In HCC, the most common adverse reactions (≥20%) observed in LENVIMA-treated patients were hypertension (45%), fatigue (44%), diarrhea (39%), decreased appetite (34%), arthralgia/myalgia (31%), decreased weight (31%), abdominal pain (30%), palmar-plantar erythrodysesthesia syndrome (27%), proteinuria (26%), dysphonia (24%), hemorrhagic events (23%), hypothyroidism (21%), and nausea (20%). The most common serious adverse reactions (≥2%) were hepatic encephalopathy (5%), hepatic failure (3%), ascites (3%), and decreased appetite (2%). Adverse reactions led to dose reductions or interruption in 62% of patients. The most common adverse reactions (≥5%) resulting in dose reductions were fatigue (9%), decreased appetite (8%), diarrhea (8%), proteinuria (7%), hypertension (6%), and palmar-plantar erythrodysesthesia syndrome (5%). Treatment discontinuation due to an adverse reaction occurred in 20% of patients. The most common adverse reactions (≥1%) resulting in discontinuation of LENVIMA were fatigue (1%), hepatic encephalopathy (2%), hyperbilirubinemia (1%), and hepatic failure (1%).

Use in Specific Populations
Because of the potential for serious adverse reactions in breastfed infants, advise women to discontinue breastfeeding during treatment and for at least 1 week after last dose. LENVIMA may impair fertility in males and females of reproductive potential.

No dose adjustment is recommended for patients with mild (CLcr 60-89 mL/min) or moderate (CLcr 30-59 mL/min) renal impairment. LENVIMA concentrations may increase in patients with DTC or RCC and severe (CLcr 15-29 mL/min) renal impairment. Reduce the dose for patients with RCC or DTC and severe renal impairment. There is no recommended dose for patients with HCC and severe renal impairment. LENVIMA has not been studied in patients with end stage renal disease.

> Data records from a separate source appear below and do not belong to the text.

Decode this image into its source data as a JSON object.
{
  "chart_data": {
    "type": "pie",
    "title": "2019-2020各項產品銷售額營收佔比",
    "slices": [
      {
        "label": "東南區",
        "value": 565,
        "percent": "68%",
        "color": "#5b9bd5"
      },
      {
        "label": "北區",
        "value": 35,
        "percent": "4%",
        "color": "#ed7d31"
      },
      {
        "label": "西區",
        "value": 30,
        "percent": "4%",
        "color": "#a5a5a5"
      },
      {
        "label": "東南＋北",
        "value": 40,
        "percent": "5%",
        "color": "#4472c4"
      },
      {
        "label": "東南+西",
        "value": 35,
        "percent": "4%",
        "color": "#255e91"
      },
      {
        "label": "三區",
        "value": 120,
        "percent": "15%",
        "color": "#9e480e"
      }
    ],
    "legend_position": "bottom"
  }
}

No dose adjustment is recommended for patients with HCC and mild hepatic impairment (Child-Pugh A). There is no recommended dose for patients with HCC with moderate (Child-Pugh B) or severe (Child-Pugh C) hepatic impairment.

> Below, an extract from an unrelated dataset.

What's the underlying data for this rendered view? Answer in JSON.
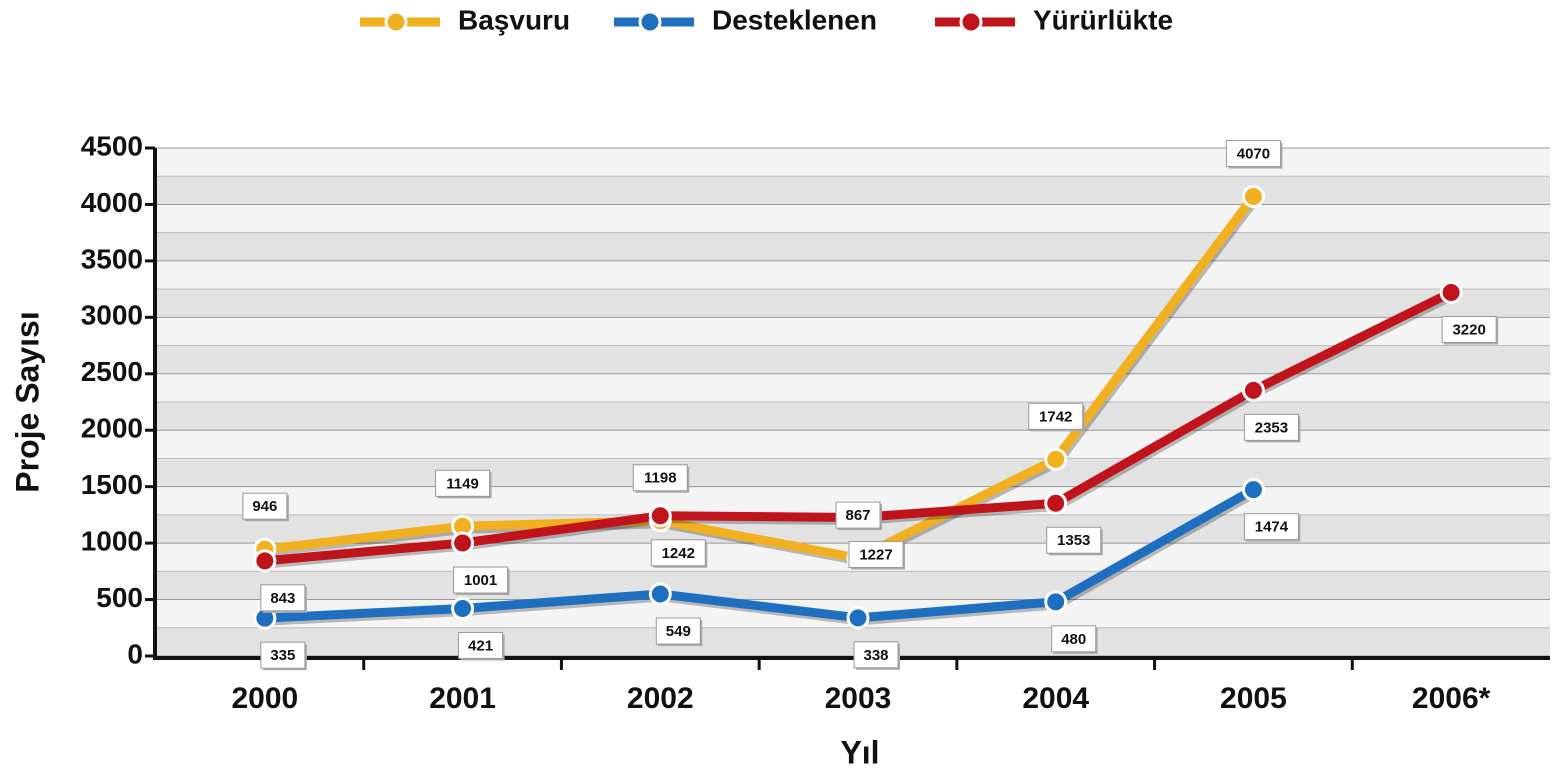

No dose adjustment is recommended for patients with DTC or RCC and mild or moderate hepatic impairment. LENVIMA concentrations may increase in patients with DTC or RCC and severe hepatic impairment. Reduce the dose for patients with DTC or RCC and severe hepatic impairment.

For more information about LENVIMA please see available full Prescribing Information.

About the Eisai and Merck Strategic Collaboration
In March 2018, Eisai and Merck, known as MSD outside the United States and Canada, through an affiliate, entered into a strategic collaboration for the worldwide co-development and co-commercialization of LENVIMA (lenvatinib). Under the agreement, the companies will jointly develop and commercialize LENVIMA, both as monotherapy and in combination with Merck’s anti-PD-1 therapy KEYTRUDA (pembrolizumab).

In addition to ongoing clinical studies of the LENVIMA and KEYTRUDA combination, the companies will jointly initiate new clinical studies through the LEAP (LEnvatinib And Pembrolizumab) clinical program, which will evaluate the combination to support 11 potential indications in six types of cancer (bladder cancer, endometrial cancer, head and neck cancer, hepatocellular carcinoma, melanoma and non-small cell lung cancer). The LEAP clinical program also includes a new basket trial targeting six additional cancer types (biliary duct cancer, breast cancer, colorectal cancer, gastric cancer, glioblastoma and ovarian cancer). The LENVIMA and KEYTRUDA combination is not approved in any cancer types today.